Nikmatnya Ribath  Diriwayatkan dari Jabir bin Abdullah al-Anshari, dia berkata, 'Kami keluar bersama Rasulullah di perang Dzât ar-Riqâ' dari Nakhl. Salah seorang dari sahabat nabi melukai seorang istri dari kaum musyrikin. Ketika Rasulullah telah kembali ke Madinah, datanglah suami wanita tersebut. Setelah dikabarkan kepadanya apa yang terjadi, ia bersumpah tidak akan kembali hingga bisa menumpahkan darah sahabat-sahabat nabi. Orang itu berjalan menelusuri jejak Rasulullah. Ketika sampai di suatu tempat, Rasulullah singgah di sana dan bersabda, "Siapa yang bersedia berjaga malam ini?" Seorang sahabat Anshar dan seorang sahabat Muhajirin berkata, "Kami siap melakukan penjagaan, wahai Rasulullah." Kemudian beliau bersabda kepada keduanya, "Hendaklah kalian berdua berjaga-jaga di mulut jalan ini!" Ketika keduanya telah berada di mulut jalan, sahabat Anshar itu berkata kepada sahabat Muhajirin, "Kapan engkau lebih senang berjaga, awal malam atau akhir malam?" Sahabat Muhajirin itu menjawab, "Jagalah aku di awal malam!"

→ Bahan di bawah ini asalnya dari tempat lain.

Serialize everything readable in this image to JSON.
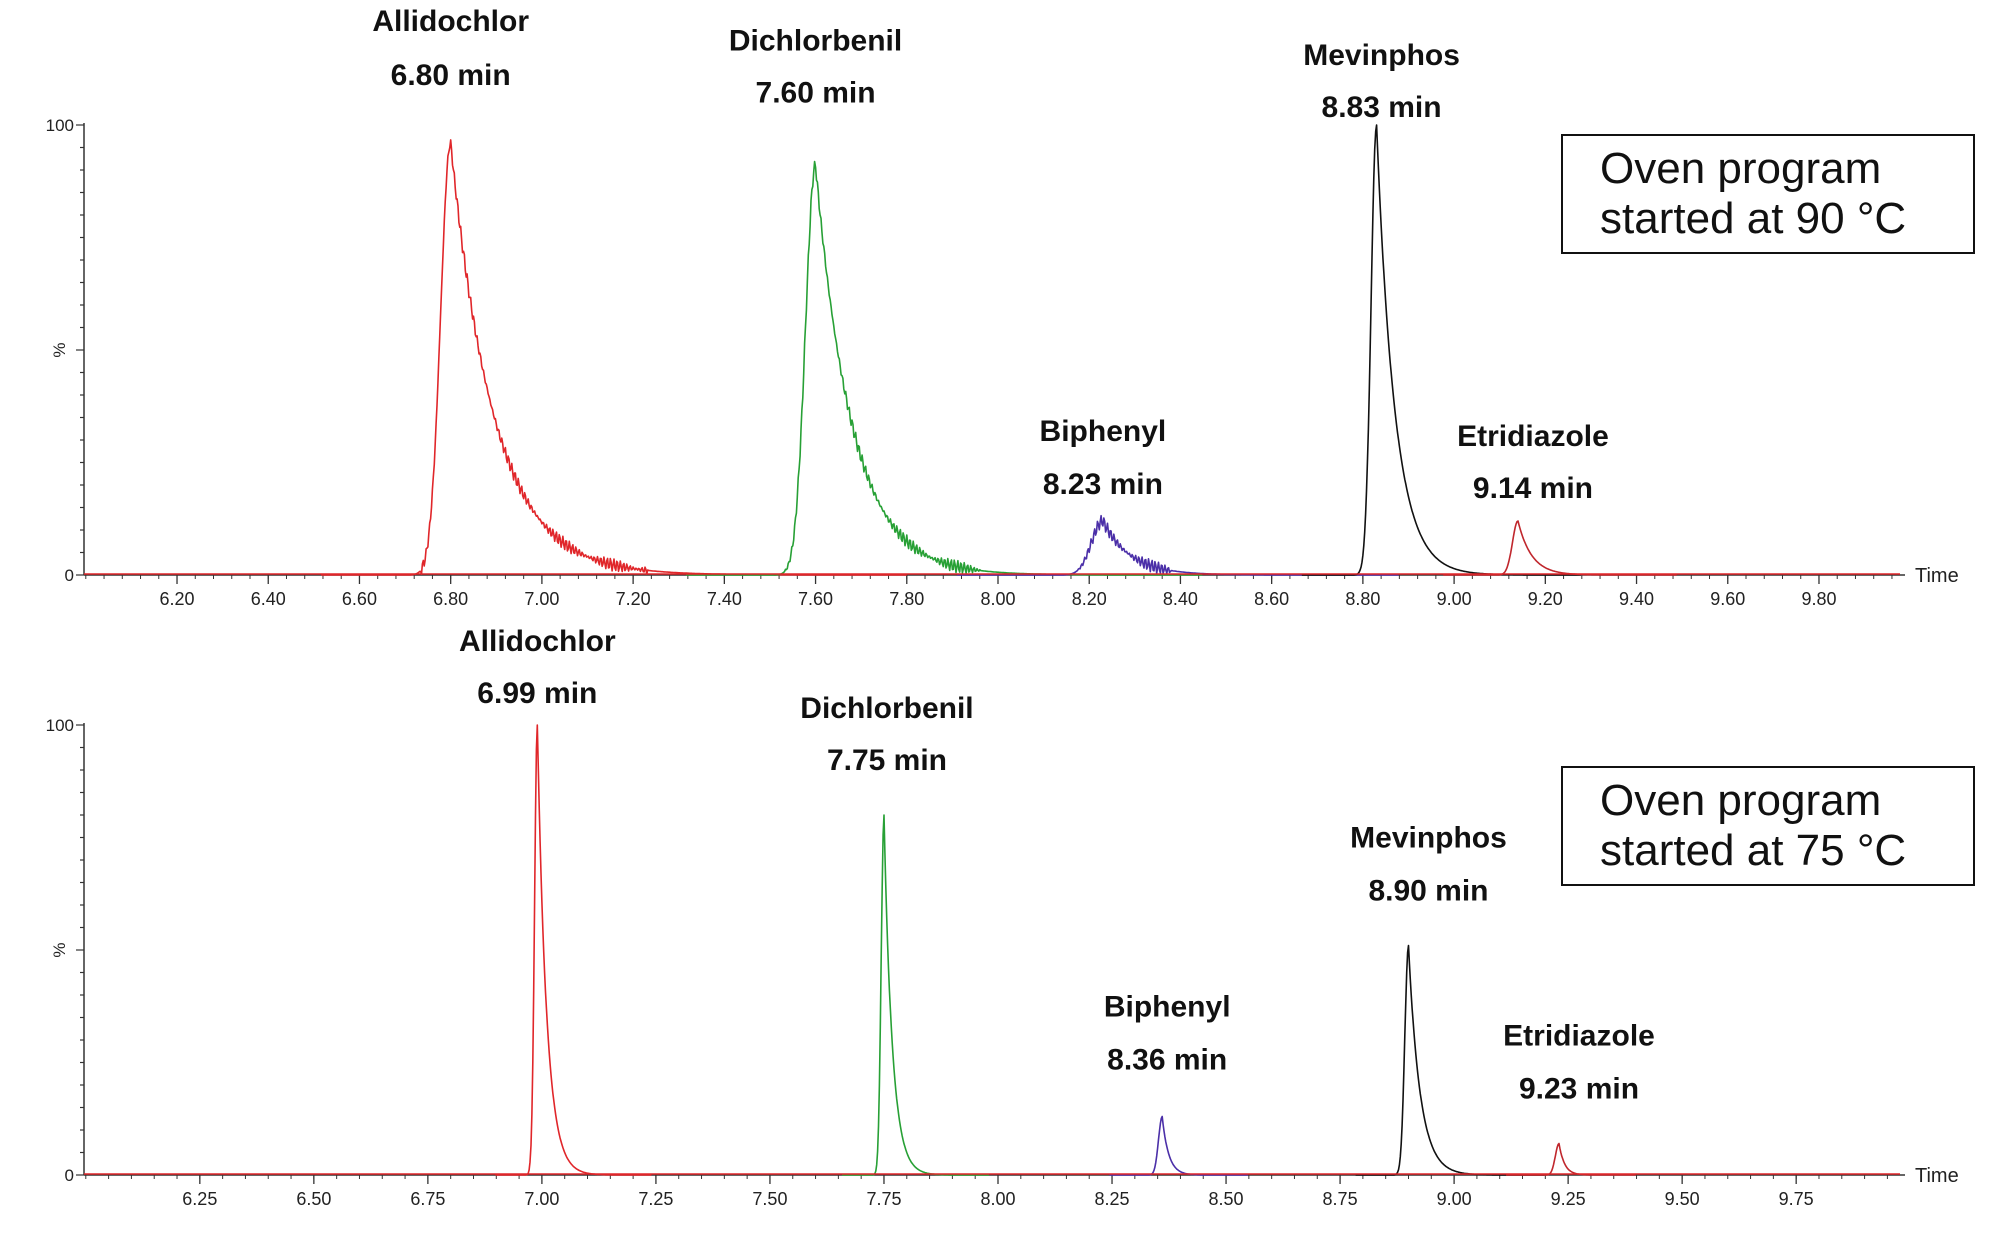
{
  "chart_data": [
    {
      "type": "line",
      "xlabel": "Time",
      "ylabel": "%",
      "xlim": [
        6.0,
        10.0
      ],
      "ylim": [
        0,
        100
      ],
      "x_ticks": [
        "6.20",
        "6.40",
        "6.60",
        "6.80",
        "7.00",
        "7.20",
        "7.40",
        "7.60",
        "7.80",
        "8.00",
        "8.20",
        "8.40",
        "8.60",
        "8.80",
        "9.00",
        "9.20",
        "9.40",
        "9.60",
        "9.80"
      ],
      "x_tick_values": [
        6.2,
        6.4,
        6.6,
        6.8,
        7.0,
        7.2,
        7.4,
        7.6,
        7.8,
        8.0,
        8.2,
        8.4,
        8.6,
        8.8,
        9.0,
        9.2,
        9.4,
        9.6,
        9.8
      ],
      "y_ticks": [
        "0",
        "100"
      ],
      "annotation": [
        "Oven program",
        "started at 90 °C"
      ],
      "series": [
        {
          "name": "Allidochlor",
          "label_time": "6.80 min",
          "color": "#e0262a",
          "rt": 6.8,
          "height": 96,
          "sigma_left": 0.022,
          "tau": 0.095
        },
        {
          "name": "Dichlorbenil",
          "label_time": "7.60 min",
          "color": "#27a035",
          "rt": 7.6,
          "height": 91,
          "sigma_left": 0.022,
          "tau": 0.08
        },
        {
          "name": "Biphenyl",
          "label_time": "8.23 min",
          "color": "#4b2fa8",
          "rt": 8.23,
          "height": 12,
          "sigma_left": 0.025,
          "tau": 0.06
        },
        {
          "name": "Mevinphos",
          "label_time": "8.83 min",
          "color": "#111111",
          "rt": 8.83,
          "height": 100,
          "sigma_left": 0.012,
          "tau": 0.04
        },
        {
          "name": "Etridiazole",
          "label_time": "9.14 min",
          "color": "#c0272d",
          "rt": 9.14,
          "height": 12,
          "sigma_left": 0.012,
          "tau": 0.03
        }
      ]
    },
    {
      "type": "line",
      "xlabel": "Time",
      "ylabel": "%",
      "xlim": [
        6.0,
        10.0
      ],
      "ylim": [
        0,
        100
      ],
      "x_ticks": [
        "6.25",
        "6.50",
        "6.75",
        "7.00",
        "7.25",
        "7.50",
        "7.75",
        "8.00",
        "8.25",
        "8.50",
        "8.75",
        "9.00",
        "9.25",
        "9.50",
        "9.75"
      ],
      "x_tick_values": [
        6.25,
        6.5,
        6.75,
        7.0,
        7.25,
        7.5,
        7.75,
        8.0,
        8.25,
        8.5,
        8.75,
        9.0,
        9.25,
        9.5,
        9.75
      ],
      "y_ticks": [
        "0",
        "100"
      ],
      "annotation": [
        "Oven program",
        "started at 75 °C"
      ],
      "series": [
        {
          "name": "Allidochlor",
          "label_time": "6.99 min",
          "color": "#e0262a",
          "rt": 6.99,
          "height": 100,
          "sigma_left": 0.006,
          "tau": 0.02
        },
        {
          "name": "Dichlorbenil",
          "label_time": "7.75 min",
          "color": "#27a035",
          "rt": 7.75,
          "height": 80,
          "sigma_left": 0.006,
          "tau": 0.018
        },
        {
          "name": "Biphenyl",
          "label_time": "8.36 min",
          "color": "#4b2fa8",
          "rt": 8.36,
          "height": 13,
          "sigma_left": 0.008,
          "tau": 0.014
        },
        {
          "name": "Mevinphos",
          "label_time": "8.90 min",
          "color": "#111111",
          "rt": 8.9,
          "height": 51,
          "sigma_left": 0.008,
          "tau": 0.025
        },
        {
          "name": "Etridiazole",
          "label_time": "9.23 min",
          "color": "#c0272d",
          "rt": 9.23,
          "height": 7,
          "sigma_left": 0.008,
          "tau": 0.012
        }
      ]
    }
  ]
}
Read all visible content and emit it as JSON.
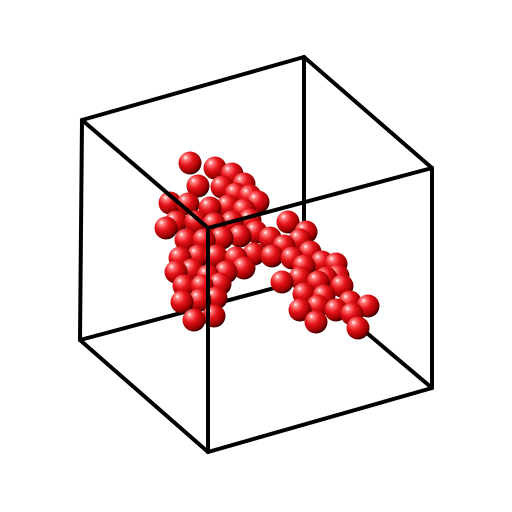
{
  "scene": {
    "background_color": "#ffffff",
    "box_edge_color": "#000000",
    "sphere_color": "#e8141b",
    "sphere_highlight_color": "#ffffff",
    "sphere_shadow_color": "#3a0000",
    "sphere_count": 70,
    "box_edge_count": 12
  }
}
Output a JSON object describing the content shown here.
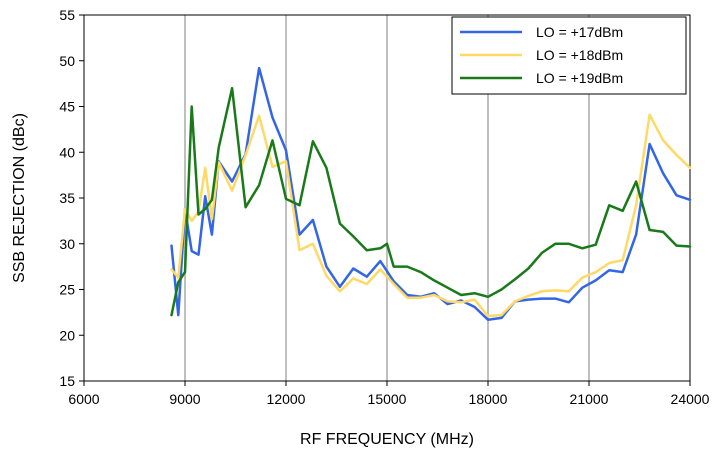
{
  "chart_data": {
    "type": "line",
    "title": "",
    "xlabel": "RF FREQUENCY (MHz)",
    "ylabel": "SSB REJECTION (dBc)",
    "xlim": [
      6000,
      24000
    ],
    "ylim": [
      15,
      55
    ],
    "x_ticks": [
      6000,
      9000,
      12000,
      15000,
      18000,
      21000,
      24000
    ],
    "y_ticks": [
      15,
      20,
      25,
      30,
      35,
      40,
      45,
      50,
      55
    ],
    "grid": "vertical",
    "legend_position": "top-right",
    "series": [
      {
        "name": "LO = +17dBm",
        "color": "#3366e6",
        "points": [
          [
            8600,
            29.8
          ],
          [
            8800,
            22.2
          ],
          [
            9000,
            33.8
          ],
          [
            9200,
            29.2
          ],
          [
            9400,
            28.8
          ],
          [
            9600,
            35.2
          ],
          [
            9800,
            31.0
          ],
          [
            10000,
            39.0
          ],
          [
            10400,
            36.8
          ],
          [
            10800,
            39.8
          ],
          [
            11200,
            49.2
          ],
          [
            11600,
            43.8
          ],
          [
            12000,
            40.2
          ],
          [
            12400,
            31.0
          ],
          [
            12800,
            32.6
          ],
          [
            13200,
            27.5
          ],
          [
            13600,
            25.3
          ],
          [
            14000,
            27.3
          ],
          [
            14400,
            26.4
          ],
          [
            14800,
            28.1
          ],
          [
            15200,
            25.9
          ],
          [
            15600,
            24.4
          ],
          [
            16000,
            24.2
          ],
          [
            16400,
            24.6
          ],
          [
            16800,
            23.4
          ],
          [
            17200,
            23.8
          ],
          [
            17600,
            23.1
          ],
          [
            18000,
            21.7
          ],
          [
            18400,
            21.9
          ],
          [
            18800,
            23.7
          ],
          [
            19200,
            23.9
          ],
          [
            19600,
            24.0
          ],
          [
            20000,
            24.0
          ],
          [
            20400,
            23.6
          ],
          [
            20800,
            25.2
          ],
          [
            21200,
            26.0
          ],
          [
            21600,
            27.1
          ],
          [
            22000,
            26.9
          ],
          [
            22400,
            31.0
          ],
          [
            22800,
            40.9
          ],
          [
            23200,
            37.7
          ],
          [
            23600,
            35.3
          ],
          [
            24000,
            34.8
          ]
        ]
      },
      {
        "name": "LO = +18dBm",
        "color": "#ffd966",
        "points": [
          [
            8600,
            27.2
          ],
          [
            8800,
            26.3
          ],
          [
            9000,
            33.8
          ],
          [
            9200,
            32.5
          ],
          [
            9400,
            33.5
          ],
          [
            9600,
            38.3
          ],
          [
            9800,
            32.7
          ],
          [
            10000,
            38.9
          ],
          [
            10400,
            35.8
          ],
          [
            10800,
            39.7
          ],
          [
            11200,
            44.0
          ],
          [
            11600,
            38.4
          ],
          [
            12000,
            39.0
          ],
          [
            12400,
            29.3
          ],
          [
            12800,
            30.0
          ],
          [
            13200,
            26.5
          ],
          [
            13600,
            24.8
          ],
          [
            14000,
            26.2
          ],
          [
            14400,
            25.6
          ],
          [
            14800,
            27.2
          ],
          [
            15200,
            25.6
          ],
          [
            15600,
            24.1
          ],
          [
            16000,
            24.1
          ],
          [
            16400,
            24.4
          ],
          [
            16800,
            23.7
          ],
          [
            17200,
            23.6
          ],
          [
            17600,
            23.9
          ],
          [
            18000,
            22.1
          ],
          [
            18400,
            22.2
          ],
          [
            18800,
            23.7
          ],
          [
            19200,
            24.3
          ],
          [
            19600,
            24.8
          ],
          [
            20000,
            24.9
          ],
          [
            20400,
            24.8
          ],
          [
            20800,
            26.3
          ],
          [
            21200,
            26.9
          ],
          [
            21600,
            27.9
          ],
          [
            22000,
            28.2
          ],
          [
            22400,
            34.2
          ],
          [
            22800,
            44.1
          ],
          [
            23200,
            41.3
          ],
          [
            23600,
            39.7
          ],
          [
            24000,
            38.3
          ]
        ]
      },
      {
        "name": "LO = +19dBm",
        "color": "#1a7a1a",
        "points": [
          [
            8600,
            22.2
          ],
          [
            8800,
            25.8
          ],
          [
            9000,
            26.9
          ],
          [
            9200,
            45.0
          ],
          [
            9400,
            33.2
          ],
          [
            9600,
            33.8
          ],
          [
            9800,
            34.8
          ],
          [
            10000,
            40.5
          ],
          [
            10400,
            47.0
          ],
          [
            10800,
            34.0
          ],
          [
            11200,
            36.4
          ],
          [
            11600,
            41.3
          ],
          [
            12000,
            34.9
          ],
          [
            12400,
            34.2
          ],
          [
            12800,
            41.2
          ],
          [
            13200,
            38.3
          ],
          [
            13600,
            32.2
          ],
          [
            14000,
            30.8
          ],
          [
            14400,
            29.3
          ],
          [
            14800,
            29.5
          ],
          [
            15000,
            30.0
          ],
          [
            15200,
            27.5
          ],
          [
            15600,
            27.5
          ],
          [
            16000,
            26.9
          ],
          [
            16400,
            26.0
          ],
          [
            16800,
            25.2
          ],
          [
            17200,
            24.4
          ],
          [
            17600,
            24.6
          ],
          [
            18000,
            24.2
          ],
          [
            18400,
            25.0
          ],
          [
            18800,
            26.1
          ],
          [
            19200,
            27.3
          ],
          [
            19600,
            29.0
          ],
          [
            20000,
            30.0
          ],
          [
            20400,
            30.0
          ],
          [
            20800,
            29.5
          ],
          [
            21200,
            29.9
          ],
          [
            21600,
            34.2
          ],
          [
            22000,
            33.6
          ],
          [
            22400,
            36.8
          ],
          [
            22800,
            31.5
          ],
          [
            23200,
            31.3
          ],
          [
            23600,
            29.8
          ],
          [
            24000,
            29.7
          ]
        ]
      }
    ]
  }
}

Setelah itu ia pun tidur, sementara sahabat Anshar berjaga sambil berdiri mengerjakan shalat. Ketika itu datanglah suami wanita kaum musyrikin tersebut. Melihat kedua orang sahabat Rasulullah, tahulah ia bahwa mereka bertugas mengintai musuh. Ia segera melempar panah hingga mengenai sahabat yang sedang shalat, namun sahabat tersebut mencabutnya dan tetap berdiri tegak. Orang musyrik itu kembali melem-par panah. Namun sahabat Anshar itu mencabutnya dan tetap berdiri kokoh. Orang musyrik itu kembali melempar panah. Sahabat itu menca-butnya lalu ruku', sujud dan membangunkan sahabatnya lalu berkata: "Bangunlah, sungguh aku terluka parah!" Sahabat Muhajirin itu segera bangun, dan ketika keduanya melihat orang musyrik itu, ia segera sadar bahwa keberadaan dirinya telah diketahui lalu ia melarikan diri. Melihat darah mengalir di tubuh sahabatnya, sahabat Muhajirin itu berkata, "Subhânallâh, mengapa engkau tidak membangunkanku saat orang musyrik itu melemparmu dengan panah?" Sahabat Anshar itu menjawab, "Saat itu aku sedang membaca sebuah ayat al-Qur'an, dan aku tidak ingin memotongnya hingga aku menyelesaikan bacaannya. Ketika anak panah terus menerus mengenaiku, aku pun ruku' dan membangunkanmu. Demi Allah, kalaulah bukan karena khawatir melalaikan tugas yang diperintahkan oleh Rasulullah yang harus kulaksanakan, niscaya orang musyrik itu pasti membunuhku sebelum aku menyelesaikan bacaanku."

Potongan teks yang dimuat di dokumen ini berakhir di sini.